Variety of Foods You Can Use Kalamata Olives On
There is a large variety of foods that involve Kalamata olives. Most people prefer to eat Kalamata olives whole, but you may use them as an element of some tasty salads, garnish/topping on your favorite pizza, or soft tapenade. You can also delicious ingredients like feta cheese in the deep purple olive. Try other meals with Kalamata olives as listed below:
Braised chicken thighs a la Greece
To make this beautiful dish, the ingredients you need are garlic, Kalamata olives, onions, herbs, white wine (optional), spices, and certainly chicken thighs.
Marinated olives and cheese
It might sound odd to some, but in countries within the Mediterranean territory, it is common—and it surprisingly tastes delicious! You only have to cover your favorite cheese and Kalamata olives in a mixed dressing of garlic, rosemary, pepper, and other kinds of herb.
Roasted chicken in mushroom cream and Kalamata olive dressing
Another luxurious, scrumptious chicken recipe that involves ingredients like fresh chicken broth, heavy cream, mushrooms, and garlic.

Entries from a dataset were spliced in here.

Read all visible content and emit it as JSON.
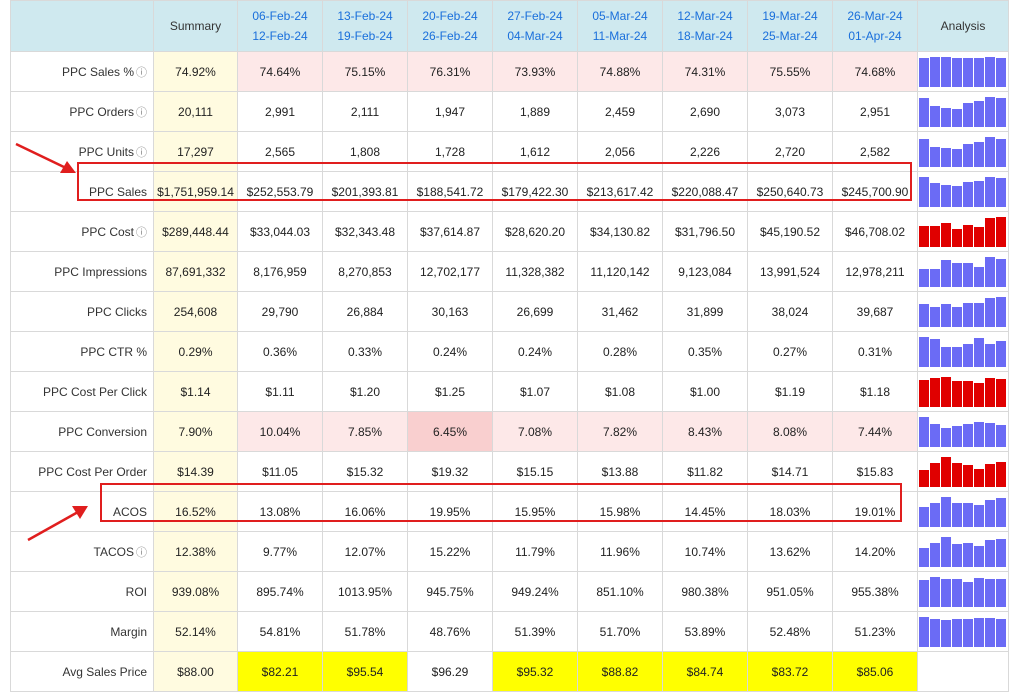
{
  "header": {
    "summary": "Summary",
    "analysis": "Analysis",
    "periods": [
      {
        "start": "06-Feb-24",
        "end": "12-Feb-24"
      },
      {
        "start": "13-Feb-24",
        "end": "19-Feb-24"
      },
      {
        "start": "20-Feb-24",
        "end": "26-Feb-24"
      },
      {
        "start": "27-Feb-24",
        "end": "04-Mar-24"
      },
      {
        "start": "05-Mar-24",
        "end": "11-Mar-24"
      },
      {
        "start": "12-Mar-24",
        "end": "18-Mar-24"
      },
      {
        "start": "19-Mar-24",
        "end": "25-Mar-24"
      },
      {
        "start": "26-Mar-24",
        "end": "01-Apr-24"
      }
    ]
  },
  "colors": {
    "highlight": "#e01e1e",
    "spark_blue": "#6b6bf5",
    "spark_red": "#e00000"
  },
  "rows": [
    {
      "label": "PPC Sales %",
      "info": true,
      "summary": "74.92%",
      "values": [
        "74.64%",
        "75.15%",
        "76.31%",
        "73.93%",
        "74.88%",
        "74.31%",
        "75.55%",
        "74.68%"
      ],
      "nums": [
        74.64,
        75.15,
        76.31,
        73.93,
        74.88,
        74.31,
        75.55,
        74.68
      ],
      "cells": [
        "pink",
        "pink",
        "pink",
        "pink",
        "pink",
        "pink",
        "pink",
        "pink"
      ],
      "spark": "blue"
    },
    {
      "label": "PPC Orders",
      "info": true,
      "summary": "20,111",
      "values": [
        "2,991",
        "2,111",
        "1,947",
        "1,889",
        "2,459",
        "2,690",
        "3,073",
        "2,951"
      ],
      "nums": [
        2991,
        2111,
        1947,
        1889,
        2459,
        2690,
        3073,
        2951
      ],
      "cells": [],
      "spark": "blue"
    },
    {
      "label": "PPC Units",
      "info": true,
      "summary": "17,297",
      "values": [
        "2,565",
        "1,808",
        "1,728",
        "1,612",
        "2,056",
        "2,226",
        "2,720",
        "2,582"
      ],
      "nums": [
        2565,
        1808,
        1728,
        1612,
        2056,
        2226,
        2720,
        2582
      ],
      "cells": [],
      "spark": "blue"
    },
    {
      "label": "PPC Sales",
      "info": false,
      "summary": "$1,751,959.14",
      "values": [
        "$252,553.79",
        "$201,393.81",
        "$188,541.72",
        "$179,422.30",
        "$213,617.42",
        "$220,088.47",
        "$250,640.73",
        "$245,700.90"
      ],
      "nums": [
        252553.79,
        201393.81,
        188541.72,
        179422.3,
        213617.42,
        220088.47,
        250640.73,
        245700.9
      ],
      "cells": [],
      "spark": "blue"
    },
    {
      "label": "PPC Cost",
      "info": true,
      "summary": "$289,448.44",
      "values": [
        "$33,044.03",
        "$32,343.48",
        "$37,614.87",
        "$28,620.20",
        "$34,130.82",
        "$31,796.50",
        "$45,190.52",
        "$46,708.02"
      ],
      "nums": [
        33044.03,
        32343.48,
        37614.87,
        28620.2,
        34130.82,
        31796.5,
        45190.52,
        46708.02
      ],
      "cells": [],
      "spark": "red"
    },
    {
      "label": "PPC Impressions",
      "info": false,
      "summary": "87,691,332",
      "values": [
        "8,176,959",
        "8,270,853",
        "12,702,177",
        "11,328,382",
        "11,120,142",
        "9,123,084",
        "13,991,524",
        "12,978,211"
      ],
      "nums": [
        8176959,
        8270853,
        12702177,
        11328382,
        11120142,
        9123084,
        13991524,
        12978211
      ],
      "cells": [],
      "spark": "blue"
    },
    {
      "label": "PPC Clicks",
      "info": false,
      "summary": "254,608",
      "values": [
        "29,790",
        "26,884",
        "30,163",
        "26,699",
        "31,462",
        "31,899",
        "38,024",
        "39,687"
      ],
      "nums": [
        29790,
        26884,
        30163,
        26699,
        31462,
        31899,
        38024,
        39687
      ],
      "cells": [],
      "spark": "blue"
    },
    {
      "label": "PPC CTR %",
      "info": false,
      "summary": "0.29%",
      "values": [
        "0.36%",
        "0.33%",
        "0.24%",
        "0.24%",
        "0.28%",
        "0.35%",
        "0.27%",
        "0.31%"
      ],
      "nums": [
        0.36,
        0.33,
        0.24,
        0.24,
        0.28,
        0.35,
        0.27,
        0.31
      ],
      "cells": [],
      "spark": "blue"
    },
    {
      "label": "PPC Cost Per Click",
      "info": false,
      "summary": "$1.14",
      "values": [
        "$1.11",
        "$1.20",
        "$1.25",
        "$1.07",
        "$1.08",
        "$1.00",
        "$1.19",
        "$1.18"
      ],
      "nums": [
        1.11,
        1.2,
        1.25,
        1.07,
        1.08,
        1.0,
        1.19,
        1.18
      ],
      "cells": [],
      "spark": "red"
    },
    {
      "label": "PPC Conversion",
      "info": false,
      "summary": "7.90%",
      "values": [
        "10.04%",
        "7.85%",
        "6.45%",
        "7.08%",
        "7.82%",
        "8.43%",
        "8.08%",
        "7.44%"
      ],
      "nums": [
        10.04,
        7.85,
        6.45,
        7.08,
        7.82,
        8.43,
        8.08,
        7.44
      ],
      "cells": [
        "pink",
        "pink",
        "pink2",
        "pink",
        "pink",
        "pink",
        "pink",
        "pink"
      ],
      "spark": "blue"
    },
    {
      "label": "PPC Cost Per Order",
      "info": false,
      "summary": "$14.39",
      "values": [
        "$11.05",
        "$15.32",
        "$19.32",
        "$15.15",
        "$13.88",
        "$11.82",
        "$14.71",
        "$15.83"
      ],
      "nums": [
        11.05,
        15.32,
        19.32,
        15.15,
        13.88,
        11.82,
        14.71,
        15.83
      ],
      "cells": [],
      "spark": "red"
    },
    {
      "label": "ACOS",
      "info": false,
      "summary": "16.52%",
      "values": [
        "13.08%",
        "16.06%",
        "19.95%",
        "15.95%",
        "15.98%",
        "14.45%",
        "18.03%",
        "19.01%"
      ],
      "nums": [
        13.08,
        16.06,
        19.95,
        15.95,
        15.98,
        14.45,
        18.03,
        19.01
      ],
      "cells": [],
      "spark": "blue"
    },
    {
      "label": "TACOS",
      "info": true,
      "summary": "12.38%",
      "values": [
        "9.77%",
        "12.07%",
        "15.22%",
        "11.79%",
        "11.96%",
        "10.74%",
        "13.62%",
        "14.20%"
      ],
      "nums": [
        9.77,
        12.07,
        15.22,
        11.79,
        11.96,
        10.74,
        13.62,
        14.2
      ],
      "cells": [],
      "spark": "blue"
    },
    {
      "label": "ROI",
      "info": false,
      "summary": "939.08%",
      "values": [
        "895.74%",
        "1013.95%",
        "945.75%",
        "949.24%",
        "851.10%",
        "980.38%",
        "951.05%",
        "955.38%"
      ],
      "nums": [
        895.74,
        1013.95,
        945.75,
        949.24,
        851.1,
        980.38,
        951.05,
        955.38
      ],
      "cells": [],
      "spark": "blue"
    },
    {
      "label": "Margin",
      "info": false,
      "summary": "52.14%",
      "values": [
        "54.81%",
        "51.78%",
        "48.76%",
        "51.39%",
        "51.70%",
        "53.89%",
        "52.48%",
        "51.23%"
      ],
      "nums": [
        54.81,
        51.78,
        48.76,
        51.39,
        51.7,
        53.89,
        52.48,
        51.23
      ],
      "cells": [],
      "spark": "blue"
    },
    {
      "label": "Avg Sales Price",
      "info": false,
      "summary": "$88.00",
      "values": [
        "$82.21",
        "$95.54",
        "$96.29",
        "$95.32",
        "$88.82",
        "$84.74",
        "$83.72",
        "$85.06"
      ],
      "nums": [
        82.21,
        95.54,
        96.29,
        95.32,
        88.82,
        84.74,
        83.72,
        85.06
      ],
      "cells": [
        "yel",
        "yel",
        "",
        "yel",
        "yel",
        "yel",
        "yel",
        "yel"
      ],
      "spark": "none"
    }
  ]
}
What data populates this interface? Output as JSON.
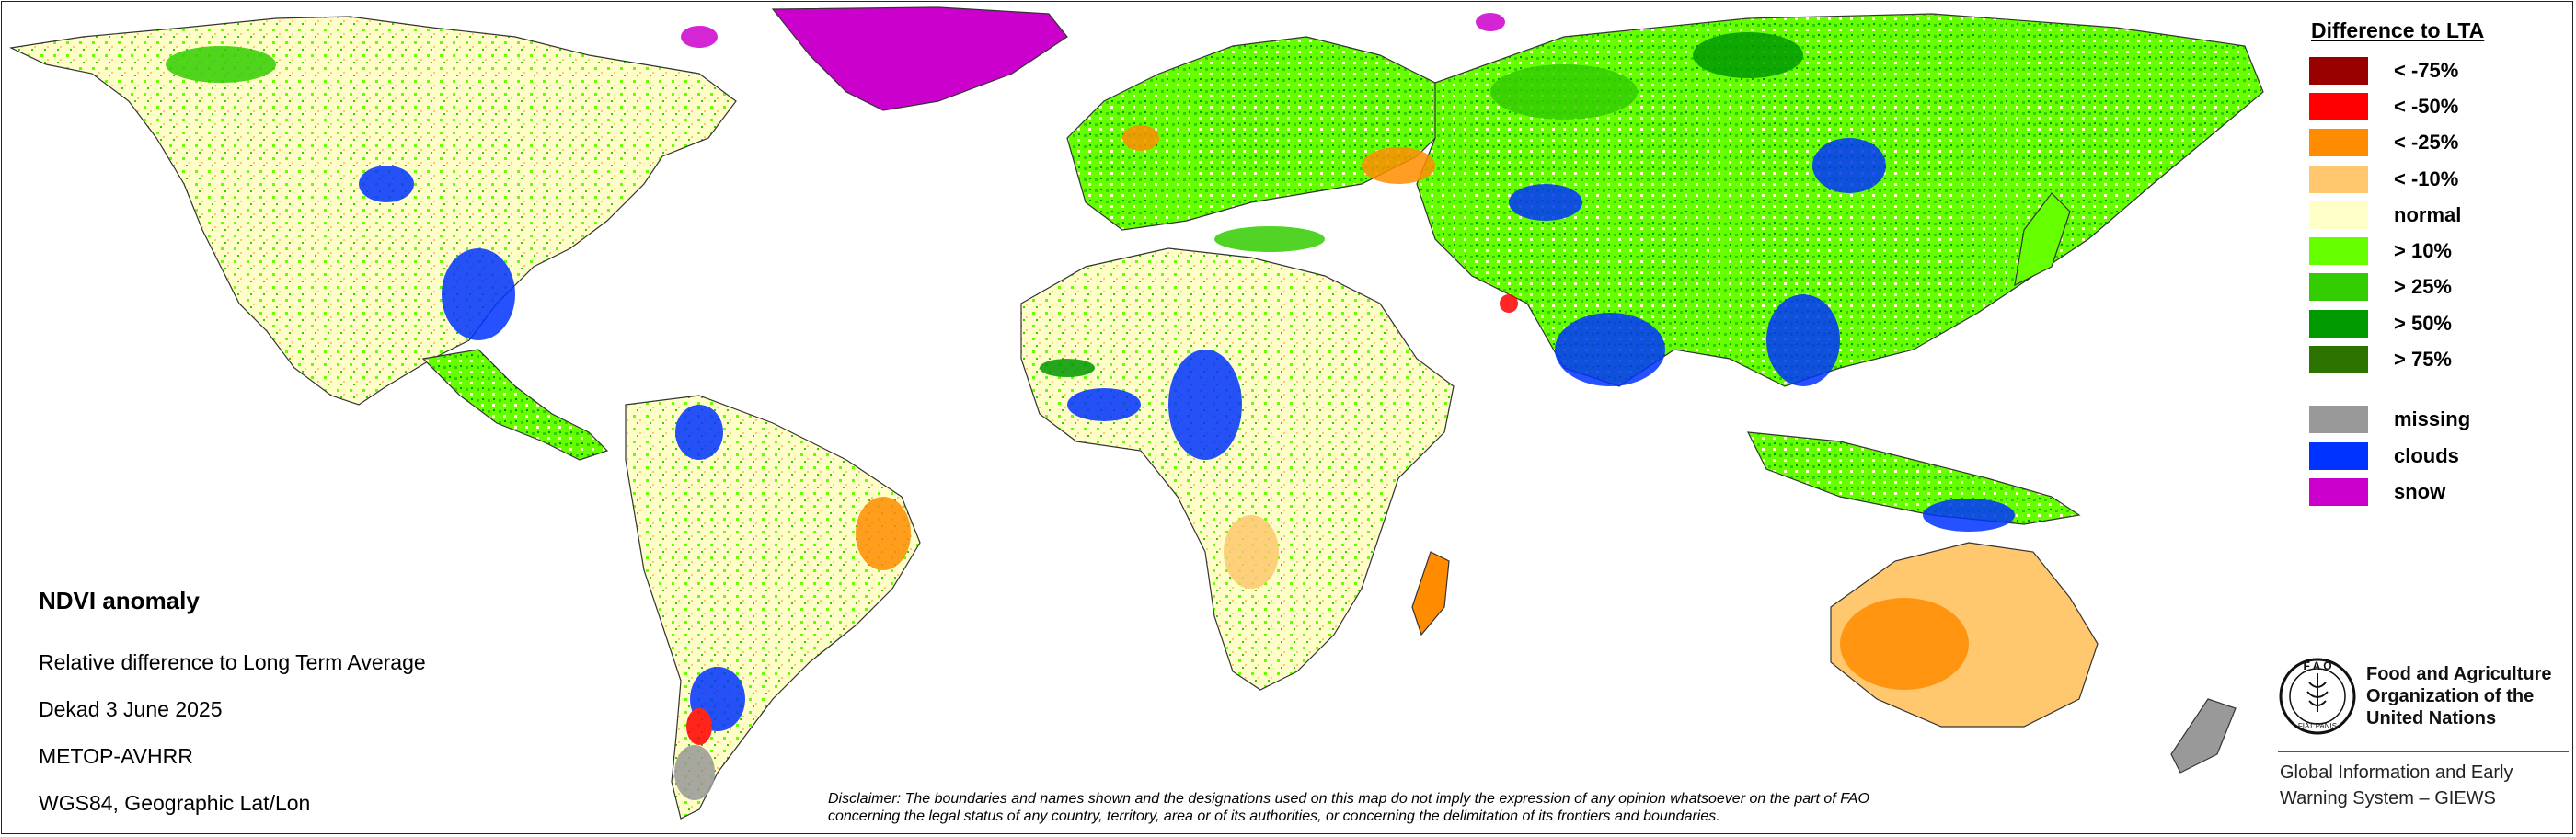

All about Kalamata Olive Oil
It is not a secret anymore that olive oil is a premium, healthy, and expensive product. That is because the high quality produces it is made of and the rich nutrition that makes it precious. Not to mention that the hearty oil had been a great culinary element for humans since more or less 8,000 years ago.
The taste of Kalamata olive oil tends to last for an extended period if kept in the best condition. To prevent the oil from spoiling, it is best to keep tabs on the oil stock. You might also have to keep the oil in dark-glassed bottles and store it at room temperature.
Regarding flavor, Kalamata oil is significantly different from any other types of olive oil as it tastes nuttier and fruitier. Furthermore, just like wine, the older it gets, the better it tastes. The longer properly kept, it reduces its acidity which will give your taste bud a peppery sensation.
To conclude everything up, Kalamata olives and oil are “treasure” then contribute well in the culinary world—whether you want to use it for marinating, garnishing, cooking, dressing, you name it. Cheers, and enjoy your olives!